“Slow Cure” (Click to Preview)
“Scion’s flow is liquid, with superb word choice and breath control, while anyone who has heard Rawkus’ Blue Scholars knows Sabzi’s old-school soul fueled beats easily rival those of 9th Wonder.” – Pop Matters
“Common Market have created a work that’s brought them closer to the region of hiphop greatness. This is no exaggeration.” – The Stranger
“Tobacco Road” showcases a more lyrically engaged RA Scion (who is probably my favorite emcee in the game as we speak!) over Sabzi’s (ditto for Sab’s production) most creative and melodic compositions to-date. It is laden with heavy introspection and RA Scion’s staunch personal convictions on life, love and art with meaning, but is noticeably absent of the feeling of pseudo-evangelical idealism. Where Common Market carried youthful directives such as “liquor stores [should be] raised to make way for art galleries,” the more mature “Tobacco Road” is circumspect in its approach: “…planted seven rows – will it ever grow? Heaven only knows… Set it deep into the earth, work and serve, all the rest – let it come or not…”

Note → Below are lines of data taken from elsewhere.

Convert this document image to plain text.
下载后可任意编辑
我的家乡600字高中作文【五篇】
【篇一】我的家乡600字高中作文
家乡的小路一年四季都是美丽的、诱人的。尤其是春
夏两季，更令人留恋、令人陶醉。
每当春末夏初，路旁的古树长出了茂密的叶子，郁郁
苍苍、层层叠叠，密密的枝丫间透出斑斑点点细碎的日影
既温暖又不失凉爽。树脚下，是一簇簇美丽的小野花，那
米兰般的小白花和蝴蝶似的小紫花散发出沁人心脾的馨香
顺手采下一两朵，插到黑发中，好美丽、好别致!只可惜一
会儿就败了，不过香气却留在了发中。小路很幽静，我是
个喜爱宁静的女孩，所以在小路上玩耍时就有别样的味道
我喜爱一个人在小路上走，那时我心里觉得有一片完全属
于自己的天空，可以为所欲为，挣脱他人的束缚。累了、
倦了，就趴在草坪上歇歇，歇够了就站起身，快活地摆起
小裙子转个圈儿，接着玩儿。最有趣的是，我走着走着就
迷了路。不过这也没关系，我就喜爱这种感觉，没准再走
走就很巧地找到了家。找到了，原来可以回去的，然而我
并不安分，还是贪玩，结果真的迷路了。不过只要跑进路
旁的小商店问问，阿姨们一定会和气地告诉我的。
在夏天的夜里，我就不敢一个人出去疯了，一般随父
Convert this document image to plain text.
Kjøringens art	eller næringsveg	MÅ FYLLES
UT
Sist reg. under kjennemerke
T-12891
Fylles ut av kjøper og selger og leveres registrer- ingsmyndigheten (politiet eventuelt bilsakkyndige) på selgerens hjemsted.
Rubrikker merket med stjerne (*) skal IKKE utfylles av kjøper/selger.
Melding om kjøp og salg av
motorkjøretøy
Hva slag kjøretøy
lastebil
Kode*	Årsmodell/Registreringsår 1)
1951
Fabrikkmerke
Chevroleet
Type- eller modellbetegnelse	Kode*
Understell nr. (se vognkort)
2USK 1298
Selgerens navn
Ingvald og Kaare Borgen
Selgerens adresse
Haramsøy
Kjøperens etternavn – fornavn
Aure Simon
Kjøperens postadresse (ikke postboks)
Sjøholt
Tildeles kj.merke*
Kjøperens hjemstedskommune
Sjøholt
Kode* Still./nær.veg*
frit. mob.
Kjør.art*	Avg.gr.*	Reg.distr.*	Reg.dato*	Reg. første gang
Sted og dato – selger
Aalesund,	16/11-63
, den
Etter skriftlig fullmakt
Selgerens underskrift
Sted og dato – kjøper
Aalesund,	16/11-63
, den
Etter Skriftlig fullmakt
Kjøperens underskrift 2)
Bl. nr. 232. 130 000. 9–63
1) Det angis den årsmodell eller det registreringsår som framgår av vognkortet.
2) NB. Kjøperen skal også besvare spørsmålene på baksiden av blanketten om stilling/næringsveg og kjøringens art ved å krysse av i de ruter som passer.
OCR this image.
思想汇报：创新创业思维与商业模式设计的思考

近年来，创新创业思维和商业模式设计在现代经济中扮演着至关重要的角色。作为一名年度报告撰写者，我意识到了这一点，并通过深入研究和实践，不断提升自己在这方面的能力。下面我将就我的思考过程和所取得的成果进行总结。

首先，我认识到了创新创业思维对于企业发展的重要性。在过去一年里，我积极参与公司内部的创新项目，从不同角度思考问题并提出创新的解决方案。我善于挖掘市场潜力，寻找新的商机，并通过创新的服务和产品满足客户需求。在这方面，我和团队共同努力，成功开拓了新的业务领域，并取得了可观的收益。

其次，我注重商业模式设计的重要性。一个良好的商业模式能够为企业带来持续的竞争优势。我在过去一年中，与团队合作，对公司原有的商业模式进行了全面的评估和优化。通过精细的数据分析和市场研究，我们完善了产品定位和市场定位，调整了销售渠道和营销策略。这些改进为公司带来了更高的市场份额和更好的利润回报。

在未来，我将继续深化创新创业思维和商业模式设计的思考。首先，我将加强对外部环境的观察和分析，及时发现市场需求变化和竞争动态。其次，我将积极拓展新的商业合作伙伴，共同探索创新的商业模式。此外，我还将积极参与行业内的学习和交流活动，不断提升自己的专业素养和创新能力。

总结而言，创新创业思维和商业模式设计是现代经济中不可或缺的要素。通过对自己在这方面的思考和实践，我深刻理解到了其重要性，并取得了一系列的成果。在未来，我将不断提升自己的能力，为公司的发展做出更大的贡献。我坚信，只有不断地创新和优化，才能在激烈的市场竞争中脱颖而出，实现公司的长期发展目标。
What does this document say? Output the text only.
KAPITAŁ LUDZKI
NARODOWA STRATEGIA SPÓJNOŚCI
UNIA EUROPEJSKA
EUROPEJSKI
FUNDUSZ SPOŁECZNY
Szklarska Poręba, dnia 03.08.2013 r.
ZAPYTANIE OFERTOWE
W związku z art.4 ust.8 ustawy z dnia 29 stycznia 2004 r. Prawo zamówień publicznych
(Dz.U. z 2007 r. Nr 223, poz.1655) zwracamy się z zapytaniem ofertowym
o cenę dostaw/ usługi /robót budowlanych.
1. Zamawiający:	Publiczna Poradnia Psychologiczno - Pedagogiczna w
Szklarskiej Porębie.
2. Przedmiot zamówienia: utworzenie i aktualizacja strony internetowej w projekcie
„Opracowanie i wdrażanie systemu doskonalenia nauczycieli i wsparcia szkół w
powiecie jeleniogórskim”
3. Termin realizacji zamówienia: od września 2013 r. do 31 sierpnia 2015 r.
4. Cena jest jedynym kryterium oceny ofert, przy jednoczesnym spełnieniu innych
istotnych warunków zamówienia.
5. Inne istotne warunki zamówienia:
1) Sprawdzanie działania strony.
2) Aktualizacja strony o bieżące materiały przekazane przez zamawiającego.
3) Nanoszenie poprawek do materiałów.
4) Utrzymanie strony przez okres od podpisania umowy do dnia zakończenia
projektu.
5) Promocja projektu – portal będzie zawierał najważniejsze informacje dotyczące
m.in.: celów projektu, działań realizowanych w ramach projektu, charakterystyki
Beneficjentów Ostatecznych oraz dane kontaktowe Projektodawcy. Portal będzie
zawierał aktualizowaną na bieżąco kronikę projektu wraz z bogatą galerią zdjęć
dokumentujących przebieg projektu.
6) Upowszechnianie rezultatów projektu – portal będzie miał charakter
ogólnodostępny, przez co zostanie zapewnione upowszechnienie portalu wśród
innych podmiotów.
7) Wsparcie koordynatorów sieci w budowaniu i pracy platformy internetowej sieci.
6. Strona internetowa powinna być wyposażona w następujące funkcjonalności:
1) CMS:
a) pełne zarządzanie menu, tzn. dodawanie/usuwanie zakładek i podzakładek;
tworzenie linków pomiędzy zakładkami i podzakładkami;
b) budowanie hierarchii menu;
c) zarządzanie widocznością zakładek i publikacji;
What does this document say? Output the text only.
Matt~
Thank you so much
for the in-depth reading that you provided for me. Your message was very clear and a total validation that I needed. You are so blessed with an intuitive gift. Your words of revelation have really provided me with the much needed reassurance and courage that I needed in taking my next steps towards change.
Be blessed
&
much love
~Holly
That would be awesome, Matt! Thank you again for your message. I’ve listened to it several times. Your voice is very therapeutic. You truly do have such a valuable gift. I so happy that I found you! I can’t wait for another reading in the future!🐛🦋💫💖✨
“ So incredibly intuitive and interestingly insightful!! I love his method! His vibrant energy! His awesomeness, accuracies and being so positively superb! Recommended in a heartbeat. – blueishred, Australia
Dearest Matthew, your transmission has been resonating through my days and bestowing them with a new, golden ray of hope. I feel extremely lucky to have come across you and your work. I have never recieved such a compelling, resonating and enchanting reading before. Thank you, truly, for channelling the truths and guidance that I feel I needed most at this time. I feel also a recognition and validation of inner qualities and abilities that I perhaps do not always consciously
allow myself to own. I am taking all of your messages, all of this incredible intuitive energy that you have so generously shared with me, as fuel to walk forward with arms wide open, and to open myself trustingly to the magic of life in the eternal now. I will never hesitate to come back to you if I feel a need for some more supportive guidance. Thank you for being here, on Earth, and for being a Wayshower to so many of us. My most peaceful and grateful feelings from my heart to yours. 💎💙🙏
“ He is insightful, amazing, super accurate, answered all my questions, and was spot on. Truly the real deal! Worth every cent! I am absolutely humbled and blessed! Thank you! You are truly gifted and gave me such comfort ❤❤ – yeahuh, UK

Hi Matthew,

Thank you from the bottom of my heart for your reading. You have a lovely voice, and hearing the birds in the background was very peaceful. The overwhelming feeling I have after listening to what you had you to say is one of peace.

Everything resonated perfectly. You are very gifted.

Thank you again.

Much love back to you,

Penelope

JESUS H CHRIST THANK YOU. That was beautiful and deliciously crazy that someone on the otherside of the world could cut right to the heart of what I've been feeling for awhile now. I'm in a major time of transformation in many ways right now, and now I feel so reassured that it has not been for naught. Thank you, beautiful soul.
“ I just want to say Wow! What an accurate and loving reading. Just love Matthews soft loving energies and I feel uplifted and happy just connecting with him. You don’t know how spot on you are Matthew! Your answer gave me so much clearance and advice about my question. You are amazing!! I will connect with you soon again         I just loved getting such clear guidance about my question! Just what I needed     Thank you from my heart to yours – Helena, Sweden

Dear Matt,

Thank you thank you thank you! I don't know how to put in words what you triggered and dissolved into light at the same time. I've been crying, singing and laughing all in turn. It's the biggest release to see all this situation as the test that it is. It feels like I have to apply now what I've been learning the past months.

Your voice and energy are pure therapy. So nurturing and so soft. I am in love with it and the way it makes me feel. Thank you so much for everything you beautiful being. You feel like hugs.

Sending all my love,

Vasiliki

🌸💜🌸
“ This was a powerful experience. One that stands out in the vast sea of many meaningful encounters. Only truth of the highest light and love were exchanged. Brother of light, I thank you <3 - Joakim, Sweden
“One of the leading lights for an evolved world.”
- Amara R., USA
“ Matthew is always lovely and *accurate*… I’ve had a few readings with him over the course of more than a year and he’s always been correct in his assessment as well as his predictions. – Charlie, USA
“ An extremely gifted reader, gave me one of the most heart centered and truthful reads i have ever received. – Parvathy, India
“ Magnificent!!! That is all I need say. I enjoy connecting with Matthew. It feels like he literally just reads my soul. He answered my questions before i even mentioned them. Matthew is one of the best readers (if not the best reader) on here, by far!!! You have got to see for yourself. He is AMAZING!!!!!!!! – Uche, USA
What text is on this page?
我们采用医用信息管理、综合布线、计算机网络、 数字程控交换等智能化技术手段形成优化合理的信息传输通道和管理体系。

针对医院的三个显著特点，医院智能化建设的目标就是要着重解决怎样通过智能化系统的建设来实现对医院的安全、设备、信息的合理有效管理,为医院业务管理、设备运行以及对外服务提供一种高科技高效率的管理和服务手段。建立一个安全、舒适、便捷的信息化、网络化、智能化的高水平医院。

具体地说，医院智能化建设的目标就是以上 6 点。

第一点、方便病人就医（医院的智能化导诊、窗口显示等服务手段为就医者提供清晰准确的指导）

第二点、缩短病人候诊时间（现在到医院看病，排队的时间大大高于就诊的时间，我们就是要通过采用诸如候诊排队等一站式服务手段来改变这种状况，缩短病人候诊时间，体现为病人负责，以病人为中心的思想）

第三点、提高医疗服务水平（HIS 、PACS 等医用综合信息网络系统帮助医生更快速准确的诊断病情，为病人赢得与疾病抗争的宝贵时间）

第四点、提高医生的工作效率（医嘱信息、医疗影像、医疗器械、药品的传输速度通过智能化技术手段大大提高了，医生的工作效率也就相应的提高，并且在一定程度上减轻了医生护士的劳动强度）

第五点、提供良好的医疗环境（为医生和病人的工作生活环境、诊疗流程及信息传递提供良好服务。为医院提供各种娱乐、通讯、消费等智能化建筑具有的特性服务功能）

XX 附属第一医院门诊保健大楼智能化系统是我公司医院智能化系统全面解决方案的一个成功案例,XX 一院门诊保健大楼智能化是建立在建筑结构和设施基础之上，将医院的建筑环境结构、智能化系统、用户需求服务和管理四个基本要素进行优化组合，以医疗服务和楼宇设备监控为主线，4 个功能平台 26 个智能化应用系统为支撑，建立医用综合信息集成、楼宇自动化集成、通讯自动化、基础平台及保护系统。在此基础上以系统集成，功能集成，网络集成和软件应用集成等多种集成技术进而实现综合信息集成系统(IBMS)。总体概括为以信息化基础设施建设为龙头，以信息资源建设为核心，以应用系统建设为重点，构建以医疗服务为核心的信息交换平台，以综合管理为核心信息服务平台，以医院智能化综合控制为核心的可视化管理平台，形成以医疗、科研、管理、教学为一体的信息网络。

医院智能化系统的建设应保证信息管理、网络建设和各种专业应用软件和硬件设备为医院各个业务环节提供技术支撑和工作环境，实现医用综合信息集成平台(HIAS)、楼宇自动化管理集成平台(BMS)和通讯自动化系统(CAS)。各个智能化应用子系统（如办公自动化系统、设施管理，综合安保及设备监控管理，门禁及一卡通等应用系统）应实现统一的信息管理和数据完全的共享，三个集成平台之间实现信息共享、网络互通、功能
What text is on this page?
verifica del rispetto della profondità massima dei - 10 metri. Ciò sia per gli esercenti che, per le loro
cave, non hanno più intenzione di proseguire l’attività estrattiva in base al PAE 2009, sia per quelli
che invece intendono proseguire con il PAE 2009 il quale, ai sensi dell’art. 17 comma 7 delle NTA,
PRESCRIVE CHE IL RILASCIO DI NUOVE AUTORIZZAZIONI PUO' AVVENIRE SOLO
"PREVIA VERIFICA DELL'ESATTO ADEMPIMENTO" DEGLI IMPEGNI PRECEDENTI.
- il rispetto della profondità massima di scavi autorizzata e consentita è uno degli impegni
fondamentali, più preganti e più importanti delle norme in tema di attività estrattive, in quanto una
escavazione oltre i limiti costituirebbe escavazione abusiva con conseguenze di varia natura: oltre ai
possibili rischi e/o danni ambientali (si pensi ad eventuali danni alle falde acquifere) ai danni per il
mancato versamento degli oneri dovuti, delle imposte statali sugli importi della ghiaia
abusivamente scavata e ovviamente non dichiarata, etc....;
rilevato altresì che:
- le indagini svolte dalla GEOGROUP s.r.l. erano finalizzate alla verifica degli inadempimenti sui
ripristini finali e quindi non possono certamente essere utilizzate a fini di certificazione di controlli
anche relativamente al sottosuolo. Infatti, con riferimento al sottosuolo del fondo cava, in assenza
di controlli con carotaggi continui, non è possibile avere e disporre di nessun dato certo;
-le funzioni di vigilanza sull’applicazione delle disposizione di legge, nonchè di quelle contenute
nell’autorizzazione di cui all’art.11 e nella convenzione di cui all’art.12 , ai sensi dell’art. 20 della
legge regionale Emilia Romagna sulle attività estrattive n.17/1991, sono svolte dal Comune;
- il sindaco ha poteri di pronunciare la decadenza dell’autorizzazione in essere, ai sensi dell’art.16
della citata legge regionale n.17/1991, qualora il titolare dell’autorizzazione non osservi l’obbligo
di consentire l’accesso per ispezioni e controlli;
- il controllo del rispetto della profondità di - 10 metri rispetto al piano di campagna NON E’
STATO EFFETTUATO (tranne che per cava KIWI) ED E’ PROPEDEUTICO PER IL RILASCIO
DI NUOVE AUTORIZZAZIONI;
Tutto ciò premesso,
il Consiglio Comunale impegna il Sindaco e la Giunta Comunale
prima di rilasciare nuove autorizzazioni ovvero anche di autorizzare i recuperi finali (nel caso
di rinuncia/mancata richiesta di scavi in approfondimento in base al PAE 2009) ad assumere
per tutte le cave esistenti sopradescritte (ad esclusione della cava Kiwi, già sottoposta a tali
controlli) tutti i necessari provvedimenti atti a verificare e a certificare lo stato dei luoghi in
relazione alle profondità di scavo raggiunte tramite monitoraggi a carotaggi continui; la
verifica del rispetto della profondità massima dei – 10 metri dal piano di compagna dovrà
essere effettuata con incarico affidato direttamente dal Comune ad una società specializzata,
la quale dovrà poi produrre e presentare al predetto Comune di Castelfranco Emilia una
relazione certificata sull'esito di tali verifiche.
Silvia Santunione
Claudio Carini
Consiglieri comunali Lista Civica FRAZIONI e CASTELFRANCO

The album begins by setting the scene in rural Kentucky where the audience attends a fiery Southern Baptist sermon pertaining to honest labor. The intensity of the pastor’s delivery coupled with the implication of his assertion “NO FREE RIDES!” adequately prepares the listener for what is to come on “Trouble Is,” the album’s cornerstone track, craftily establishing the proverbial farmer as the LP’s central character. The struggle of the farmer continues on tracks such as “Gol’Dust” and “Slow Cure,” as it becomes evident to the discerning listener that he and the emcee are, in fact, one in the same. “Tobacco Road”, from beginning to end, is an allegorical tale of service to the community from the perspective of an active participant; it touches freely on the good, the bad, and often times the ugly.
The album is not an “easy read,” however, and was not fashioned to be fully digested in a single sitting. “Tobacco Road” is comprised of 18 tracks, within which lie hidden gems which the listener will appreciate with dedicated discovery. Upon closer examination, you’ll find the incorporation of seasonal progression in reference to the album’s agricultural influence. But as important to this album is it’s groove and fantastic production. Sabzi has prepared a masterpiece complete with hard-hitting drums, soul-drenched samples and authentic piano compositions; the album’s outro, a 90-second impromptu display of Sabzi’s command over the ivories, serves as an expert auditory summation of all the emotion packed into “Tobacco Road”. Bottom Line…even if you’ve slept on “Black Patch War”, you sure as hell don’t wanna’ miss out on this as evidenced by the quality of the single drop “Tobacco War”.